Среди тех ничтожно-мелких, искусственных
интересов, которые связывали это общество, попало простое чувство стремления
красивых и здоровых молодых мужчины и женщины друг к другу. И это человеческое
чувство подавило всё и парило над всем их искусственным лепетом. Шутки были
невеселы, новости неинтересны, оживление — очевидно поддельно. Не только они,
но лакеи, служившие за столом, казалось, чувствовали то же и забывали порядки
службы, заглядываясь на красавицу Элен с ее сияющим лицом и на красное,
толстое, счастливое и беспокойное лицо Пьера. Казалось, и огни свечей
сосредоточены были только на этих двух счастливых лицах.
Пьер чувствовал, что он был центром всего, и
это положение и радовало и стесняло его. Он находился в состоянии человека,
углубленного в какое-нибудь занятие. Он ничего ясно не видел, не понимал и не
слыхал. Только изредка, неожиданно, мелькали в его душе отрывочные мысли и
впечатления из действительности.
«Так уж всё кончено! — думал он. — И как это
всё сделалось?

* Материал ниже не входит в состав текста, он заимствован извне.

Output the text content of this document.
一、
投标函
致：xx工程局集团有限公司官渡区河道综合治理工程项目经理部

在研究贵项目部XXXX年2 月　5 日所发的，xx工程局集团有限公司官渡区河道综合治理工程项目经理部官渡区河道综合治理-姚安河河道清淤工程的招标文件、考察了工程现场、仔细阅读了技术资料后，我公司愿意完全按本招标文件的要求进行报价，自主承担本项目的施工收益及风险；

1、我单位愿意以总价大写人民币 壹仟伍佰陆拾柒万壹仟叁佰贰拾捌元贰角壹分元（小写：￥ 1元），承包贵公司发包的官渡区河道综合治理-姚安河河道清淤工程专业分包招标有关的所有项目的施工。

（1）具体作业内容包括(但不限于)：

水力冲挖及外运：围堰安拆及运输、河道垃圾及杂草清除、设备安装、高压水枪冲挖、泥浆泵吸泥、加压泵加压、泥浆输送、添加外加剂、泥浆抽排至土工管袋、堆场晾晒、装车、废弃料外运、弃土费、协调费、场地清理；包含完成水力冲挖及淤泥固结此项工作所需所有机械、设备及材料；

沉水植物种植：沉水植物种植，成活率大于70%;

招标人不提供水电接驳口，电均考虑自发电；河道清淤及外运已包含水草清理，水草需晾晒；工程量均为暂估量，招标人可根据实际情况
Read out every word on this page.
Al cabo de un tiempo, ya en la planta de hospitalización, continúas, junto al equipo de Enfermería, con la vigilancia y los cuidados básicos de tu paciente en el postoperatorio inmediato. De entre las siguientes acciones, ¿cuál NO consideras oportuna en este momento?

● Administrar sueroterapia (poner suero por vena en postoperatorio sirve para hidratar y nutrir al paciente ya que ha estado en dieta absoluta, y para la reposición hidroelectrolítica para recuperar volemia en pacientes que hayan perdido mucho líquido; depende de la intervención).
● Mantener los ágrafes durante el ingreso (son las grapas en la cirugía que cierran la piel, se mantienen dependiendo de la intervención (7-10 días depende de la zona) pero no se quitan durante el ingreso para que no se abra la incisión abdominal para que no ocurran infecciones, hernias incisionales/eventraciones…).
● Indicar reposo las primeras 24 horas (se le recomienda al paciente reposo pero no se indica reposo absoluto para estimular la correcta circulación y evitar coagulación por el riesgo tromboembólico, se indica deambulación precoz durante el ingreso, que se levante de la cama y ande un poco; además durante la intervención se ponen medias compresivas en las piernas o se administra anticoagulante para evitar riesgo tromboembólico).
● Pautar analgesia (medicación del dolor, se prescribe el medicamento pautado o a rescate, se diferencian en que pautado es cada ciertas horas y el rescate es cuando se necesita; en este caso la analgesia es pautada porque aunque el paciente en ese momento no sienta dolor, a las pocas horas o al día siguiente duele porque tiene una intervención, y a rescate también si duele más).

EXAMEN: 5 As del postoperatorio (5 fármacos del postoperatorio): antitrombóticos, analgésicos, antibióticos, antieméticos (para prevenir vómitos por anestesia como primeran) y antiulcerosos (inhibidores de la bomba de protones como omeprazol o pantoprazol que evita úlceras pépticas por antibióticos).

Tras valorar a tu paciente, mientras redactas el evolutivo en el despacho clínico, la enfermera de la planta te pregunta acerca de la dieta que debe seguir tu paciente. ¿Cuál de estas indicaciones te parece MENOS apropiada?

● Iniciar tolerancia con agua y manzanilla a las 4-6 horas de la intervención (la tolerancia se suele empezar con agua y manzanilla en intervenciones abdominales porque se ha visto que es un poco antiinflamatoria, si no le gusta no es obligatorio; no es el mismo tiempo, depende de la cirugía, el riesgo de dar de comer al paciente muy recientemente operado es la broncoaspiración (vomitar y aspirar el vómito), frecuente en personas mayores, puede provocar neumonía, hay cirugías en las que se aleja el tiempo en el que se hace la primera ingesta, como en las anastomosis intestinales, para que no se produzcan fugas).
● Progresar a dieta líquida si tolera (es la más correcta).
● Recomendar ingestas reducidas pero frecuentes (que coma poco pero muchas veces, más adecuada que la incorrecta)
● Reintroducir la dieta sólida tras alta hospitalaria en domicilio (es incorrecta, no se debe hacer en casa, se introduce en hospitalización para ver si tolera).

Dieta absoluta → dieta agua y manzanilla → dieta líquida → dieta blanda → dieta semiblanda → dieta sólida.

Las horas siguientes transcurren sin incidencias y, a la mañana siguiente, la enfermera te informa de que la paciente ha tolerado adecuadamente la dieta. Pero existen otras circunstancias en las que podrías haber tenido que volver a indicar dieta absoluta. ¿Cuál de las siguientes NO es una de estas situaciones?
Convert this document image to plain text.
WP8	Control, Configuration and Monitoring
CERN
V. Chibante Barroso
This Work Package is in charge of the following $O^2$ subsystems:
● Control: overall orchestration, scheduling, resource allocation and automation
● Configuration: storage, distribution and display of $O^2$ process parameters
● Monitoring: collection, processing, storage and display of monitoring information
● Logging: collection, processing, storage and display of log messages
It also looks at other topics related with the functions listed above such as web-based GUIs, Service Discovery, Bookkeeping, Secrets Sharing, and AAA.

Так быстро! Теперь я знаю, что не для нее одной, не для себя
одного, но и для всех это должно неизбежно свершиться. Они все так ждут этого,
так уверены, что это будет, что я не могу, не могу обмануть их. Но как это
будет? Не знаю; а будет, непременно будет!» думал Пьер, взглядывая на эти плечи,
блестевшие подле самых глаз его.
То вдруг ему становилось стыдно чего-то. Ему
неловко было, что он один занимает внимание всех, что он счастливец в глазах
других, что он с своим некрасивым лицом какой-то Парис, обладающий Еленой. «Но,
верно, это всегда так бывает и так надо, — утешал он себя. — И, впрочем, что же
я сделал для этого? Когда это началось? Из Москвы я поехал вместе с князем
Васильем. Тут еще ничего не было. Потом, отчего же мне было у него не
остановиться? Потом я играл с ней в карты и поднял ее ридикюль, ездил с ней
кататься. Когда же это началось, когда это всё сделалось? И вот он сидит подле
нее женихом; слышит, видит, чувствует ее близость, ее дыхание, ее движения, ее
красоту. То вдруг ему кажется, что это не она, а он сам так необыкновенно
красив, что оттого-то и смотрят так на него, и он, счастливый общим удивлением,
выпрямляет грудь, поднимает голову и радуется своему счастью. Вдруг какой-то
голос, чей-то знакомый голос, слышится и говорит ему что-то другой раз. Но Пьер
так занят, что не понимает того, что говорят ему. — Я спрашиваю у тебя, когда
ты получил письмо от Болконского, — повторяет третий раз князь Василий. — Как
ты рассеян, мой милый.
Князь Василий улыбается, и Пьер видит, что
все, все улыбаются на него и на Элен. «Ну, что ж, коли вы все знаете», говорил
сам себе Пьер. «Ну, что ж? это правда», и он сам улыбался своей кроткой,
детской улыбкой, и Элен улыбается.
— Когда же ты получил? Из Ольмюца? — повторяет
князь Василий, которому будто нужно это знать для решения спора.